There is nothing better than a McDonald’s double cheeseburger and a Coke slurpee! Then a good session of Ashtanga Yoga to stretch out the rough spots.
You have two children, are they involved in athletics?
Logan is 20 and in his 4th year at UVA. He played club soccer in high school and transitioned to intramural leagues in college. He also ran cross country and he still enjoys long runs with his father. Maggie is 15 and is a sophomore in high school and is on the crew team. Both are beginning training for our next summer adventure, climbing Mount Rainier.
Do your children think you are crazy for doing all of this training and do they enjoy coming out on race day to cheer you on?
Maggie thinks I am nuts for getting out of bed at 5 am on a Saturday. She rooted for me at IronGirl and the half-marathon this year and I hope that she is proud of my endeavors when she tells friends what her mom does for fun. I’d like to think I am molding her as a powerful woman.
What is your favorite part of DC Tri? Are there any special training groups, relationships, or events that have arisen through the Club?
Starting out as a new triathlete in my forties has me feeling self-conscious and, well, old, at a lot of events. I am past the bar scene, I don’t have any race stories to boast from and I am put off by discussions of power watts and podium standings. I found my coaches, Patrick McCrann and Daniel Brafman through the club affiliations. They give me training schedules so I don’t have to spend brain power to create them myself and they provide me guidance for better form. I met great training partners and friends in the NW/Montgomery County group: Anathea, Megan, Sarah, Jen, Mike, Bret, and Brandon are good people with appreciations of life balance and goal commitment. Genuine enjoyment of the sport is our common factor.
Do you have a favorite televised sporting event?
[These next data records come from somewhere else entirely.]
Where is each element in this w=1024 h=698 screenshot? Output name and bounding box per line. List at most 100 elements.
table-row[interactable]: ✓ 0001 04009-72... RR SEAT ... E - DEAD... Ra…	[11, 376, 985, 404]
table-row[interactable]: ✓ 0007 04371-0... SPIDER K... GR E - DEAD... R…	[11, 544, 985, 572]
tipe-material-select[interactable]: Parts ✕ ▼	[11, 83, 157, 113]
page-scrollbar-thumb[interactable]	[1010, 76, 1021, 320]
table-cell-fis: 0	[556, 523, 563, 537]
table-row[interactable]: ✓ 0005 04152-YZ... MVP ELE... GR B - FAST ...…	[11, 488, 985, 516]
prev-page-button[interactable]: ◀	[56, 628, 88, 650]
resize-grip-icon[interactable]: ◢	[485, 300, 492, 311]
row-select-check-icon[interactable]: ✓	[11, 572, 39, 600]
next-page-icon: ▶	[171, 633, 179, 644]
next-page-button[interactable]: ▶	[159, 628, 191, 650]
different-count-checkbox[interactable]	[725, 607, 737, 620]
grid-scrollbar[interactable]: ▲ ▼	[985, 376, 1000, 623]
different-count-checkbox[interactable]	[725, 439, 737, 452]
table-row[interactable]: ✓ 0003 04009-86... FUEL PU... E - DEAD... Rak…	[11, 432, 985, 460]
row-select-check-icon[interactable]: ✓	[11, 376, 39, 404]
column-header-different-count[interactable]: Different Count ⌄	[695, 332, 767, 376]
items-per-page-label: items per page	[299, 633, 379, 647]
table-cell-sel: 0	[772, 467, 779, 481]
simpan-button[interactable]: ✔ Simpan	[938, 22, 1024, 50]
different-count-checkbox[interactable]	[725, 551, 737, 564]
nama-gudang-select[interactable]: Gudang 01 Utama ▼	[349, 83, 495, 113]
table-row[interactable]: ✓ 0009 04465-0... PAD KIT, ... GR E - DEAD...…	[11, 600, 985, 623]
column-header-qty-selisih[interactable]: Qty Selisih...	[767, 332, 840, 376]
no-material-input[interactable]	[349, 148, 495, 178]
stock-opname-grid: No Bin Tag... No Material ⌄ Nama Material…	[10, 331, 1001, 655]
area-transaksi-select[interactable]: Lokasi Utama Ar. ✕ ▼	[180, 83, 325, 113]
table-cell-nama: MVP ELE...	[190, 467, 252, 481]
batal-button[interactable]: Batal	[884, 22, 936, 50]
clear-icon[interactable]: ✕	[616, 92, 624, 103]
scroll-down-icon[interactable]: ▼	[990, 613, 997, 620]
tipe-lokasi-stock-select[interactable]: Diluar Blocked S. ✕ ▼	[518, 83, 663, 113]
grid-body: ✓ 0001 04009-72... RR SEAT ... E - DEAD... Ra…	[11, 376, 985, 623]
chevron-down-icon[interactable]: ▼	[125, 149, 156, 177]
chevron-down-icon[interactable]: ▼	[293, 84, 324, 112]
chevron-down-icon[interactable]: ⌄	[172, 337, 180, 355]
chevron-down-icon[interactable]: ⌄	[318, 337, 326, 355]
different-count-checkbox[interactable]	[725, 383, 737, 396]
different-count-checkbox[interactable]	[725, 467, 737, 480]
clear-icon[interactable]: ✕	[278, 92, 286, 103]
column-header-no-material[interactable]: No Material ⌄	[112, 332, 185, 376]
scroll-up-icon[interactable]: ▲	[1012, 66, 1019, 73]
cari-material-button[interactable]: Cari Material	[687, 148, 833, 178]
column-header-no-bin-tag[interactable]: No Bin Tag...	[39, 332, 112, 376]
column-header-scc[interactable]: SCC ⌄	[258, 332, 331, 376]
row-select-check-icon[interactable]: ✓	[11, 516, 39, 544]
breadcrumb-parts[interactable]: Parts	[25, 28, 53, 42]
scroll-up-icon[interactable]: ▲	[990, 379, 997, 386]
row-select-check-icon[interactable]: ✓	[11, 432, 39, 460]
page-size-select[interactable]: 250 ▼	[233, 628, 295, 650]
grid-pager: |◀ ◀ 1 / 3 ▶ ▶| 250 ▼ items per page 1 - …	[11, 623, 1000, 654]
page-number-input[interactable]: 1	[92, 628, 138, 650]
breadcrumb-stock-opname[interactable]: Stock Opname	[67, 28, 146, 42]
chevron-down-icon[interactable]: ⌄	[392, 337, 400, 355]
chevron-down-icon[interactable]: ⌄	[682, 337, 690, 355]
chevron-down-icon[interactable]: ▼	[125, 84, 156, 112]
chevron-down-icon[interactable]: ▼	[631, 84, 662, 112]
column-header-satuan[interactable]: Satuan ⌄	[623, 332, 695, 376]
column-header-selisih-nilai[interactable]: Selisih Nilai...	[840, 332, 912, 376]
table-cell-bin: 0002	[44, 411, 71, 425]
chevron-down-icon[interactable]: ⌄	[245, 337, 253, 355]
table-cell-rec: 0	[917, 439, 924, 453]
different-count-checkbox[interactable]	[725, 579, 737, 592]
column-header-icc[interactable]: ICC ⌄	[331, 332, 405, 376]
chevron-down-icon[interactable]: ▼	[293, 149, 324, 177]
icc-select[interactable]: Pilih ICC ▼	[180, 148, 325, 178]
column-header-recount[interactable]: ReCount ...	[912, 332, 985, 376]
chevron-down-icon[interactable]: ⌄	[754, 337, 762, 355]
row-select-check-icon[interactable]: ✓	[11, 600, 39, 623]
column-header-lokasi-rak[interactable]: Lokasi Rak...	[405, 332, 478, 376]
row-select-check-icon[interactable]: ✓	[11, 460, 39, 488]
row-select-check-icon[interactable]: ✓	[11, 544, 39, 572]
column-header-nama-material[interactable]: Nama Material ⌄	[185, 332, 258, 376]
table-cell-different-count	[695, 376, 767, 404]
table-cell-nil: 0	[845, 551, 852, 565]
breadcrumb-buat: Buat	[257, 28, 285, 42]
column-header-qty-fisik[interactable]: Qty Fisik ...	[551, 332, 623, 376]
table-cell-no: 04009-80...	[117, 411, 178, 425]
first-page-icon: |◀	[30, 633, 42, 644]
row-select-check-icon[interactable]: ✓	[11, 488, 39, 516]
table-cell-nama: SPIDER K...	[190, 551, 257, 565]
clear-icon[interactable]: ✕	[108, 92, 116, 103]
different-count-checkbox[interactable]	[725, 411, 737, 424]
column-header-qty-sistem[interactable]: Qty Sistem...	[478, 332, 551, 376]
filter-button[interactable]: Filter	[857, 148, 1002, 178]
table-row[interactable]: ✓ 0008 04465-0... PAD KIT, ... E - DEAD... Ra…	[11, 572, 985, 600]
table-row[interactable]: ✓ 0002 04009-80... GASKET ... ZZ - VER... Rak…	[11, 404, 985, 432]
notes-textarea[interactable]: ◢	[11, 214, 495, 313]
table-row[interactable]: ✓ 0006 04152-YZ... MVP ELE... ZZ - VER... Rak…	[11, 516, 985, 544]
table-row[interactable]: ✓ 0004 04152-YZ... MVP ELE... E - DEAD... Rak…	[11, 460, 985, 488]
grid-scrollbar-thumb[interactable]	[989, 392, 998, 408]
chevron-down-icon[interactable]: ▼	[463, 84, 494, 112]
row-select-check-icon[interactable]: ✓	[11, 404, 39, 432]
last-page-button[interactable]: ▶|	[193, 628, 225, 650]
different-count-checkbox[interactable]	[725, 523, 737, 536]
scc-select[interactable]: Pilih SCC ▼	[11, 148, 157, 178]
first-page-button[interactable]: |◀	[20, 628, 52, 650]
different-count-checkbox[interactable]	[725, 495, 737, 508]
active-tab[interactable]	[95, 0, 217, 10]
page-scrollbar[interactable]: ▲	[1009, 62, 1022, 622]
I have two. I absolutely love the Tour de France and remain amazed by the sprinters, climbers, team dynamics and eventual winners. I am a Lance believer and have become a Levi fan after his incredible race and gentlemanly attitude this year. I also like Ultimate Fighting and was inspired by Randy Couture’s recent return (he’s my contemporary and came back from retirement to win back the championship belt)!
What keeps you competing?
I tend to be goal oriented in my training…I need to have a race as a reward for the time and effort I put in. Funny (and geeky) thing, as much as I am nervous and want to throw up the morning of a race, I love the feel of the transition area and the camaraderie of the athletes as we head out to each stage of the triathlon. And, while Lance Armstrong used to be my visual during those “hit the wall” moments, Adrian Fenty is my new motivation.
How do triathlons help to balance your life?
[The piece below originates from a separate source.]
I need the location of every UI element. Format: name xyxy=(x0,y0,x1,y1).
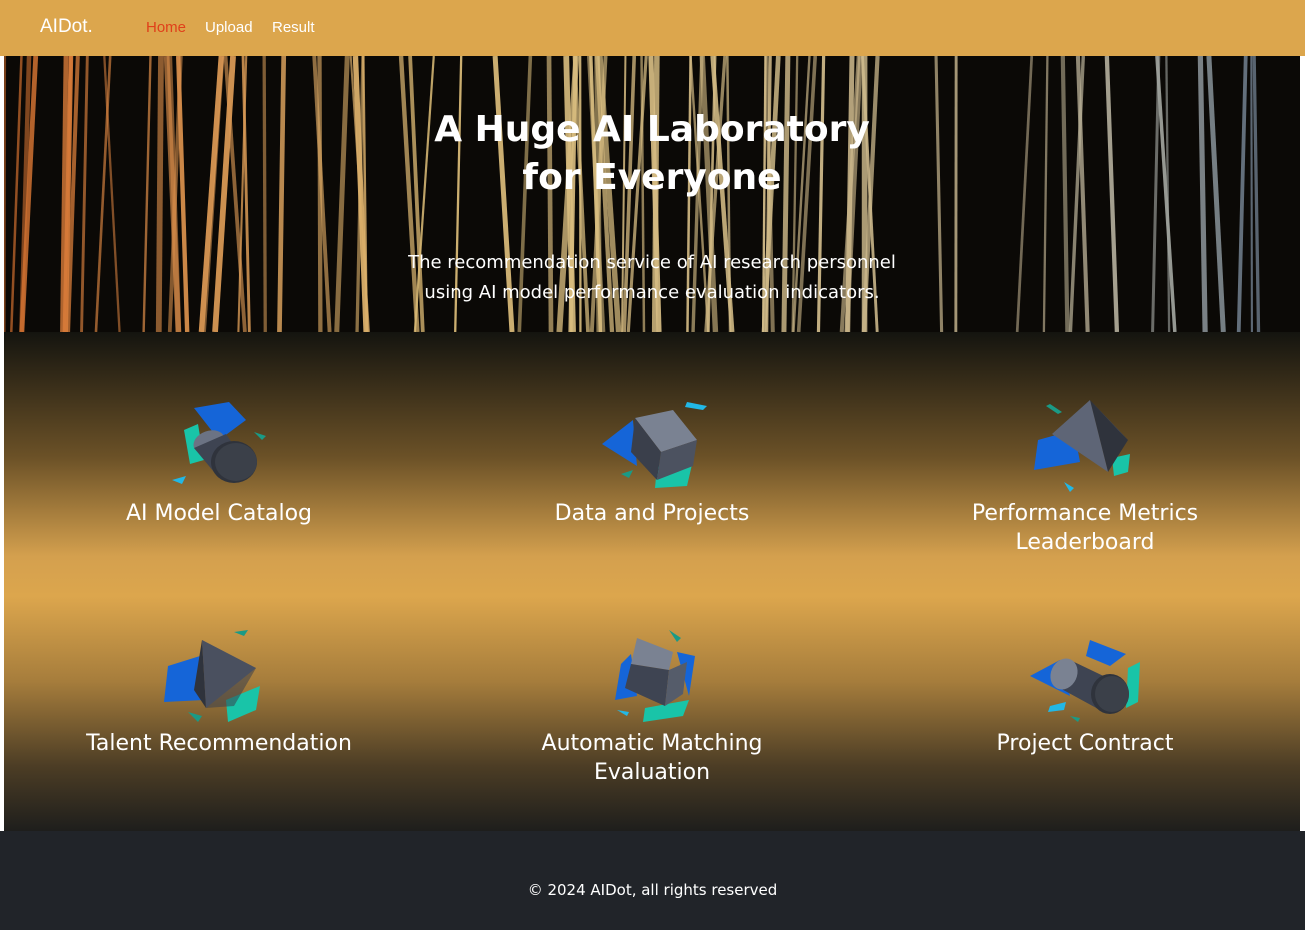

I love cycling, but it is difficult to get out and ride all the time. Running gives me that endorphin boost, but anything over 10 miles just isn’t fun for me. Getting back to swimming works muscles I can’t hit any other way. Putting a training plan together that includes all 3 provides me a basis for stress release and energy renewal that keeps me grounded enough to handle the chaos of the rest of my week!
If you could live anywhere in the world, where would it be, what occupation would you take up and what would you bring with you from DC?
I love being a nurse and I am currently in graduate school to be a gerontologic nurse practitioner. I want to take care of the elderly in the community and help them to “age in place”…help them maintain wellness so that they can stay in their home with their family. I’d love to run a clinic or home health service in a small town out west, say Montana or Northern California. I’d keep my subscription to the Washington Post, so I’d stay on top of the news from inside the beltway.